Ecrits de passage

Un portrait glacial.

Il observait le monde avec cette distance qui permet de ne point souffrir des émotions transmises par l’excès de proximité. Son regard, pour qui n’était guère habitué, semblait froid, stoïque. Peu d’émotions y transparaissaient. Il était droit, comme un fil reliant le ciel à la terre. Rien ne semblait l’affecter et pourtant, …

Il souffrait d’un mal que les oreilles mondaines ne peuvent comprendre. Il avait le mal du siècle. Malgré son jeune âge, il avait le sentiment d’appartenir à une tout autre époque. Un temps où les valeurs ancestrales étaient encore perpétuées. Son regard froid observait le monde sans jamais s’y identifier. Si semblable à ses contemporains, une distance inexplicable les maintenait éloignées. Plus le temps passait et plus cette distance faisait de même augmentant le sentiment de dure solitude qui, depuis sa naissance, existait en lui.

Les récents événements de son temps lui révélèrent la véracité des prophéties anciennes. Un nombre incalculable de confirmations lui étaient parvenues sans pour autant qu’il parte à leur recherche. Il en vint à comprendre le monde et à se laisser pénétrer par cette force invisible qui permet à l’homme mort de marcher sur le fin fil de la vie. Une lueur avait fini par se loger dans son regard et le maintenait éveillé alors que tout autour de lui s’endormait.
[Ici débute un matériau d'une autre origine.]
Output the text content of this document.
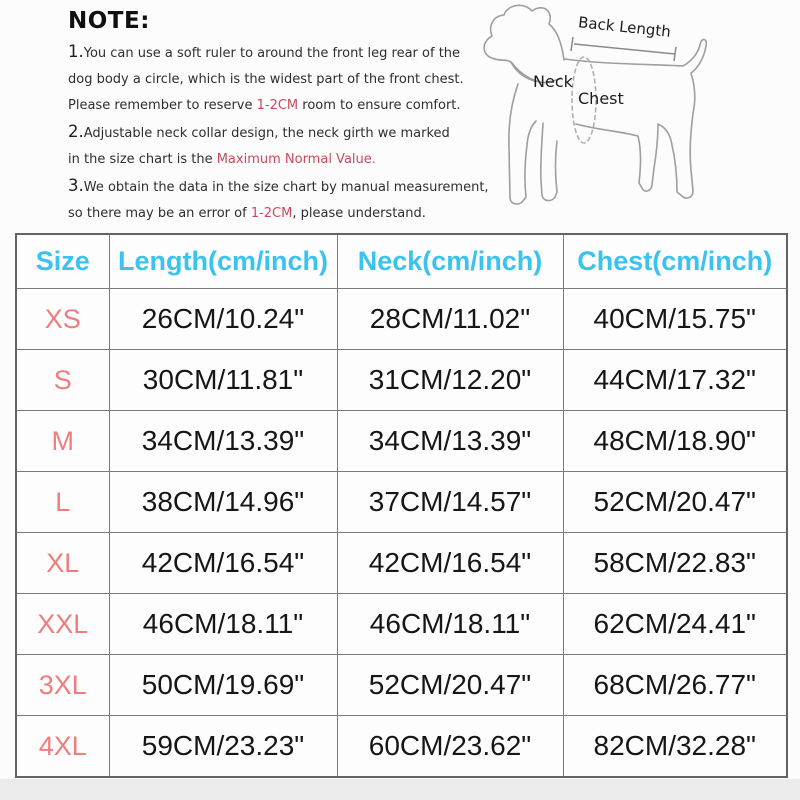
NOTE:
1.You can use a soft ruler to around the front leg rear of the
dog body a circle, which is the widest part of the front chest.
Please remember to reserve 1-2CM room to ensure comfort.
2.Adjustable neck collar design, the neck girth we marked
in the size chart is the Maximum Normal Value.
3.We obtain the data in the size chart by manual measurement,
so there may be an error of 1-2CM, please understand.
Back Length
Neck
Chest
Size	Length(cm/inch)	Neck(cm/inch)	Chest(cm/inch)
XS	26CM/10.24"	28CM/11.02"	40CM/15.75"
S	30CM/11.81"	31CM/12.20"	44CM/17.32"
M	34CM/13.39"	34CM/13.39"	48CM/18.90"
L	38CM/14.96"	37CM/14.57"	52CM/20.47"
XL	42CM/16.54"	42CM/16.54"	58CM/22.83"
XXL	46CM/18.11"	46CM/18.11"	62CM/24.41"
3XL	50CM/19.69"	52CM/20.47"	68CM/26.77"
4XL	59CM/23.23"	60CM/23.62"	82CM/32.28"
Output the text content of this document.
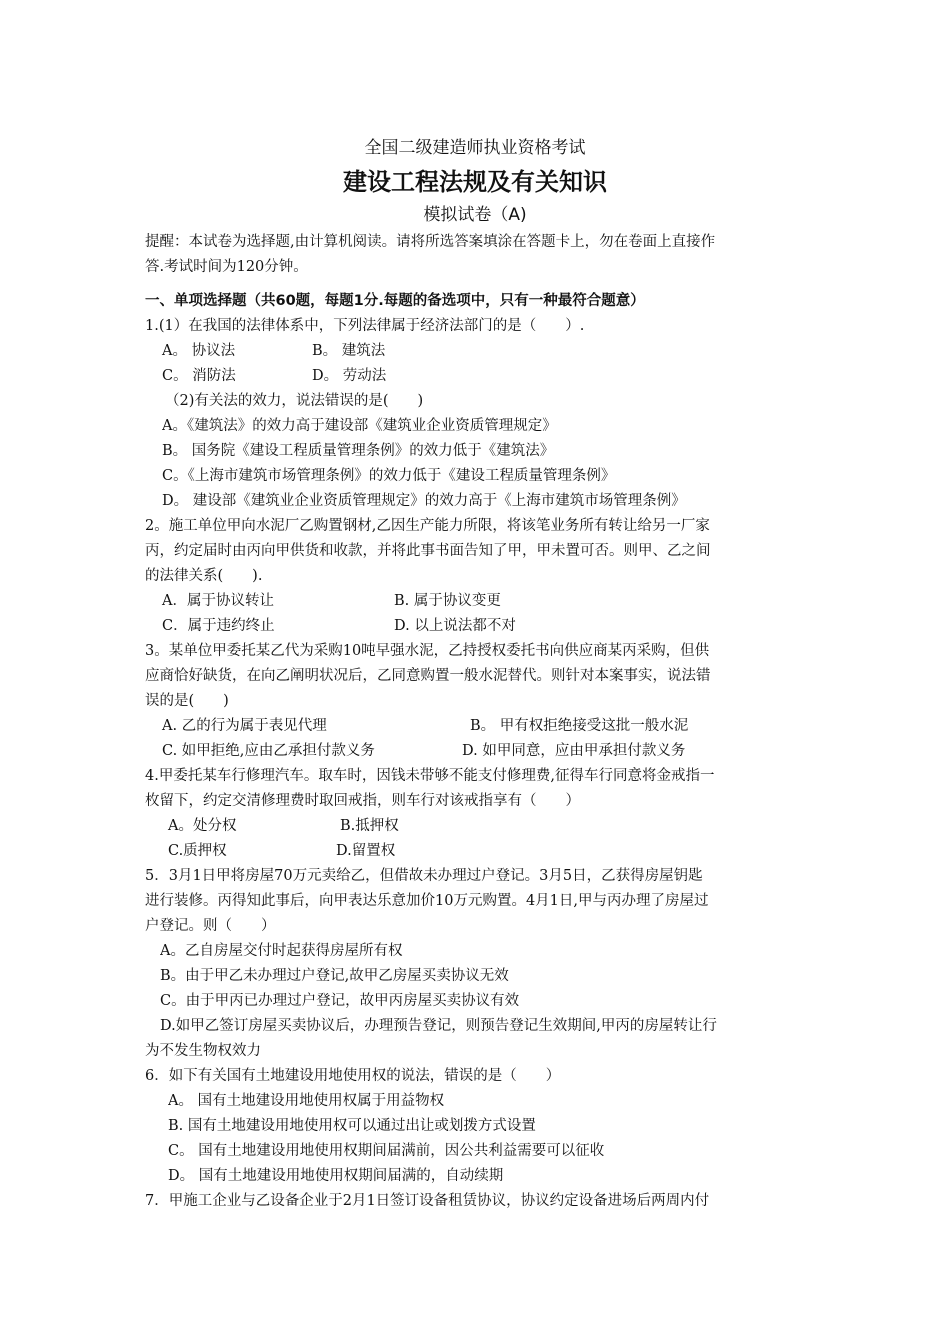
全国二级建造师执业资格考试
建设工程法规及有关知识
模拟试卷（A)
提醒：本试卷为选择题,由计算机阅读。请将所选答案填涂在答题卡上，勿在卷面上直接作
答.考试时间为120分钟。
一、单项选择题（共60题，每题1分.每题的备选项中，只有一种最符合题意）
1.(1）在我国的法律体系中，下列法律属于经济法部门的是（　　）.
A。 协议法	B。 建筑法
C。 消防法	D。 劳动法
（2)有关法的效力，说法错误的是(　　)
A。《建筑法》的效力高于建设部《建筑业企业资质管理规定》
B。 国务院《建设工程质量管理条例》的效力低于《建筑法》
C。《上海市建筑市场管理条例》的效力低于《建设工程质量管理条例》
D。 建设部《建筑业企业资质管理规定》的效力高于《上海市建筑市场管理条例》
2。施工单位甲向水泥厂乙购置钢材,乙因生产能力所限，将该笔业务所有转让给另一厂家
丙，约定届时由丙向甲供货和收款，并将此事书面告知了甲，甲未置可否。则甲、乙之间
的法律关系(　　).
A．属于协议转让	B. 属于协议变更
C．属于违约终止	D. 以上说法都不对
3。某单位甲委托某乙代为采购10吨早强水泥，乙持授权委托书向供应商某丙采购，但供
应商恰好缺货，在向乙阐明状况后，乙同意购置一般水泥替代。则针对本案事实，说法错
误的是(　　)
A. 乙的行为属于表见代理	B。 甲有权拒绝接受这批一般水泥
C. 如甲拒绝,应由乙承担付款义务	D. 如甲同意，应由甲承担付款义务
4.甲委托某车行修理汽车。取车时，因钱未带够不能支付修理费,征得车行同意将金戒指一
枚留下，约定交清修理费时取回戒指，则车行对该戒指享有（　　）
A。处分权	B.抵押权
C.质押权	D.留置权
5．3月1日甲将房屋70万元卖给乙，但借故未办理过户登记。3月5日，乙获得房屋钥匙
进行装修。丙得知此事后，向甲表达乐意加价10万元购置。4月1日,甲与丙办理了房屋过
户登记。则（　　）
A。乙自房屋交付时起获得房屋所有权
B。由于甲乙未办理过户登记,故甲乙房屋买卖协议无效
C。由于甲丙已办理过户登记，故甲丙房屋买卖协议有效
D.如甲乙签订房屋买卖协议后，办理预告登记，则预告登记生效期间,甲丙的房屋转让行
为不发生物权效力
6．如下有关国有土地建设用地使用权的说法，错误的是（　　）
A。 国有土地建设用地使用权属于用益物权
B. 国有土地建设用地使用权可以通过出让或划拨方式设置
C。 国有土地建设用地使用权期间届满前，因公共利益需要可以征收
D。 国有土地建设用地使用权期间届满的，自动续期
7．甲施工企业与乙设备企业于2月1日签订设备租赁协议，协议约定设备进场后两周内付
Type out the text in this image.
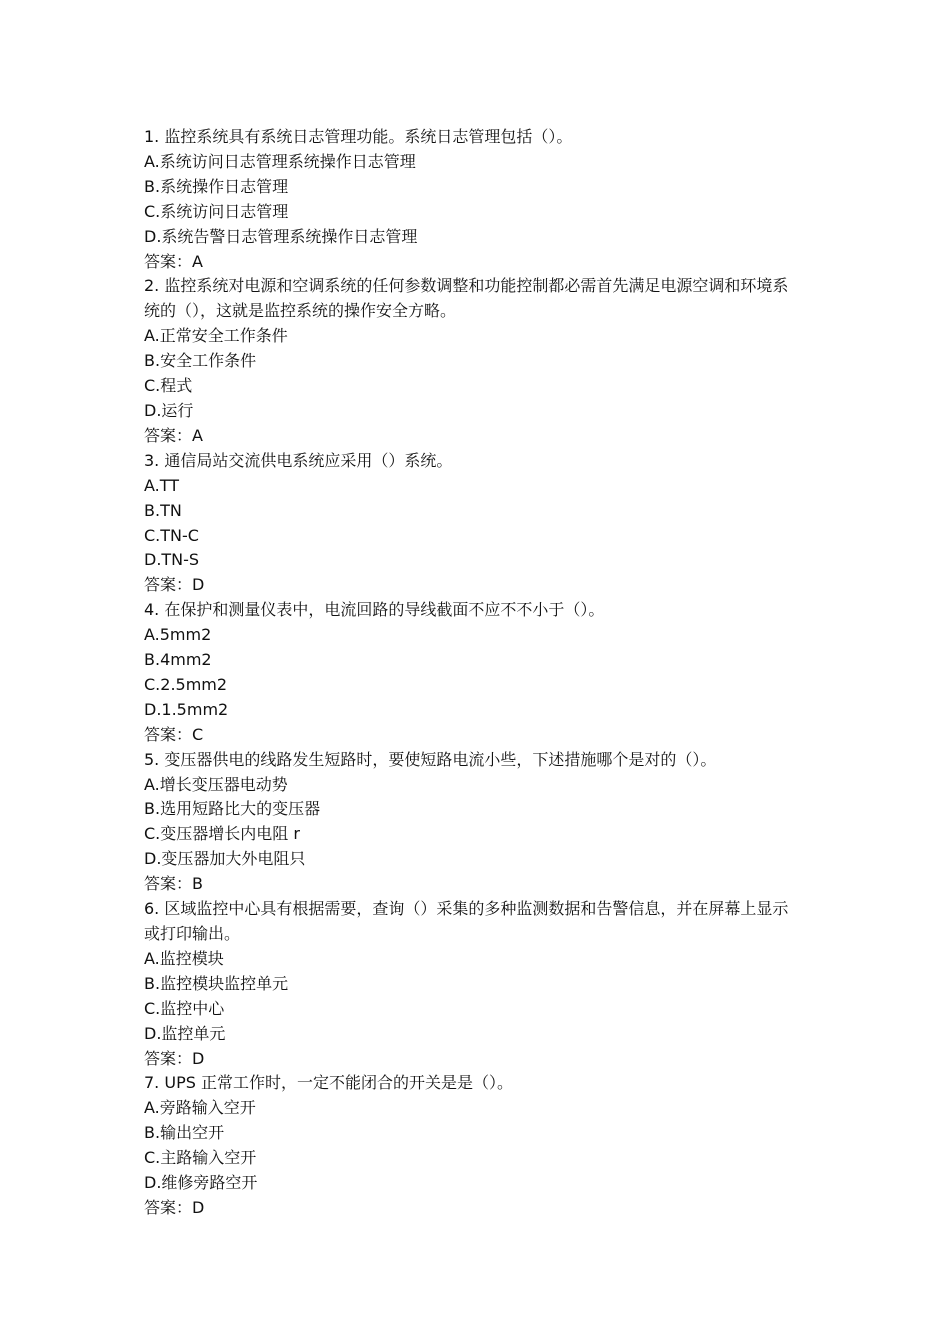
1. 监控系统具有系统日志管理功能。系统日志管理包括（）。

A.系统访问日志管理系统操作日志管理

B.系统操作日志管理

C.系统访问日志管理

D.系统告警日志管理系统操作日志管理

答案：A

2. 监控系统对电源和空调系统的任何参数调整和功能控制都必需首先满足电源空调和环境系

统的（），这就是监控系统的操作安全方略。

A.正常安全工作条件

B.安全工作条件

C.程式

D.运行

答案：A

3. 通信局站交流供电系统应采用（）系统。

A.TT

B.TN

C.TN-C

D.TN-S

答案：D

4. 在保护和测量仪表中，电流回路的导线截面不应不不小于（）。

A.5mm2

B.4mm2

C.2.5mm2

D.1.5mm2

答案：C

5. 变压器供电的线路发生短路时，要使短路电流小些，下述措施哪个是对的（）。

A.增长变压器电动势

B.选用短路比大的变压器

C.变压器增长内电阻 r

D.变压器加大外电阻只

答案：B

6. 区域监控中心具有根据需要，查询（）采集的多种监测数据和告警信息，并在屏幕上显示

或打印输出。

A.监控模块

B.监控模块监控单元

C.监控中心

D.监控单元

答案：D

7. UPS 正常工作时，一定不能闭合的开关是是（）。

A.旁路输入空开

B.输出空开

C.主路输入空开

D.维修旁路空开

答案：D
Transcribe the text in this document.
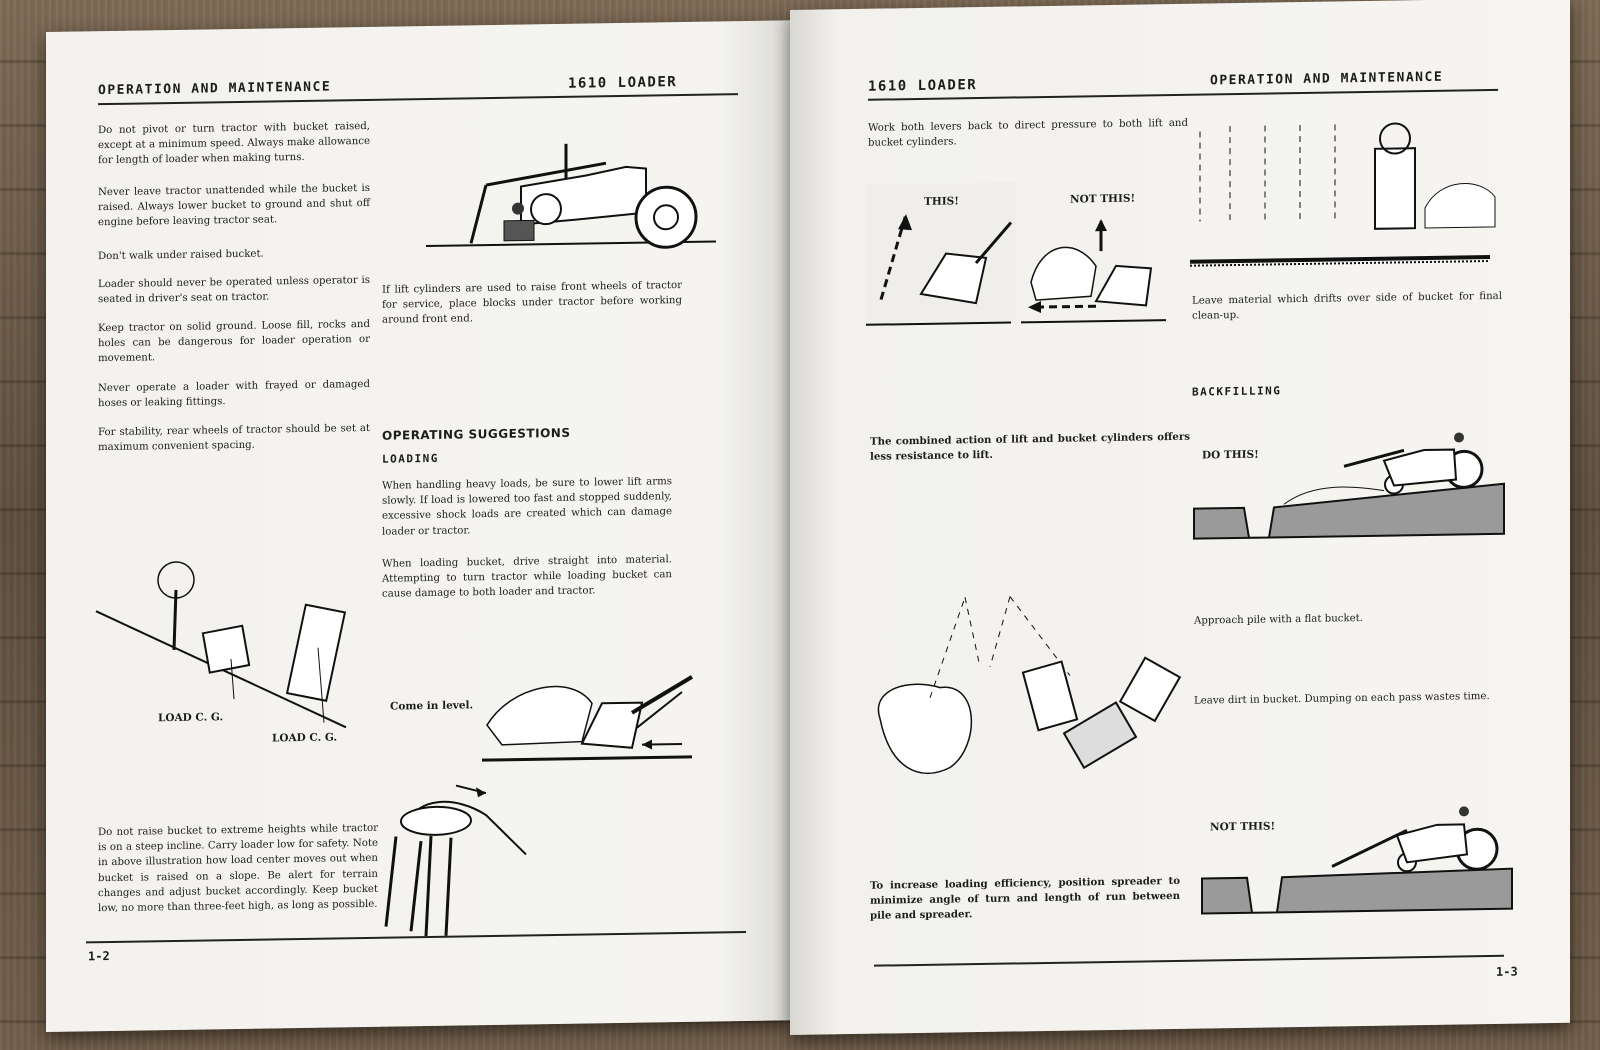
OPERATION AND MAINTENANCE	1610 LOADER
Do not pivot or turn tractor with bucket raised, except at a minimum speed. Always make allowance for length of loader when making turns.
Never leave tractor unattended while the bucket is raised. Always lower bucket to ground and shut off engine before leaving tractor seat.
Don't walk under raised bucket.
Loader should never be operated unless operator is seated in driver's seat on tractor.
Keep tractor on solid ground. Loose fill, rocks and holes can be dangerous for loader operation or movement.
Never operate a loader with frayed or damaged hoses or leaking fittings.
For stability, rear wheels of tractor should be set at maximum convenient spacing.
If lift cylinders are used to raise front wheels of tractor for service, place blocks under tractor before working around front end.
OPERATING SUGGESTIONS
LOADING
When handling heavy loads, be sure to lower lift arms slowly. If load is lowered too fast and stopped suddenly, excessive shock loads are created which can damage loader or tractor.
When loading bucket, drive straight into material. Attempting to turn tractor while loading bucket can cause damage to both loader and tractor.
LOAD C. G.
LOAD C. G.
Come in level.
Do not raise bucket to extreme heights while tractor is on a steep incline. Carry loader low for safety. Note in above illustration how load center moves out when bucket is raised on a slope. Be alert for terrain changes and adjust bucket accordingly. Keep bucket low, no more than three-feet high, as long as possible.
1-2
1610 LOADER	OPERATION AND MAINTENANCE
Work both levers back to direct pressure to both lift and bucket cylinders.
THIS!	NOT THIS!
The combined action of lift and bucket cylinders offers less resistance to lift.
To increase loading efficiency, position spreader to minimize angle of turn and length of run between pile and spreader.
Leave material which drifts over side of bucket for final clean-up.
BACKFILLING
DO THIS!
Approach pile with a flat bucket.
Leave dirt in bucket. Dumping on each pass wastes time.
NOT THIS!
1-3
Comment faire pour ne point se révolter ? Il se savait impuissant face aux forces en place. Il se savait incapable de courbettes et de soumission à une autorité illégitime. Alors, que faire pour vivre dans un monde qui tentait, de plus en plus, de le repousser ? Cette question l’obsédait, mais il ne pouvait faire grand-chose mis à part accepter la réalité et composer avec le peu qu’il possédait.

Ce n’était pas de la peur qui l’habitait, mais une forme d’anxiété. Il lui était devenu si difficile à entrevoir un futur possible comme si les voiles du temps s’étaient fermés en ne laissant plus que le présent comme seul référent. À chaque jour suffit sa peine. L’expression, si mondaine, prit un tout nouveau sens. Le brouillard cachait les lueurs du futur. Il n’était possible que de se fier à l’instant présent, à ce qui passait à l’instant. Les lois d’auparavant n’avaient plus aucune force, elles permettaient seulement de mieux comprendre son temps. Comment exister sans pour autant se corrompre ?

Parmi les rêves qu’il chérissait, notre homme ambitionnait de devenir père et de fonder une famille traditionnelle renouant avec les valeurs de ses pères. Mais le monde avait bien changé depuis. L’argent avait pris toute place dans les pensées des gens. Tout tournait autour, rien ne pouvait se faire sans. Pour vivre, il fallait se soumettre à ce système avilissant qui demande de se tuer, symboliquement, pour une réussite temporelle en faisant fi de la simplicité, et en plébiscitant la consommation à outrance. Le monde extérieur l’avait emportée sur celui de l’intérieur. Tout le système dévoilait un visage qui est dur à voir lorsqu’un semblant de conscient continue à nous habiter.

Son regard montrait la vision qu’il portait au monde actuel. Il ne pouvait lui faire confiance. De fait, tout en lui était fermé : émotions, pensées, sentiments, … Il gardait tout cela terré en son for intérieur et ne dévoilait guère cette intime partie qu’en compagnie de ses frères de cœur, cette famille qui partageait avec lui les mêmes valeurs. Bien que son portrait semble glacial, tout en lui n’espérait qu’une seule chose : émaner à nouveau la chaleur qui habitait le monde lors de son âge d’or.

Ecrit le vendredi 29 octobre 2021.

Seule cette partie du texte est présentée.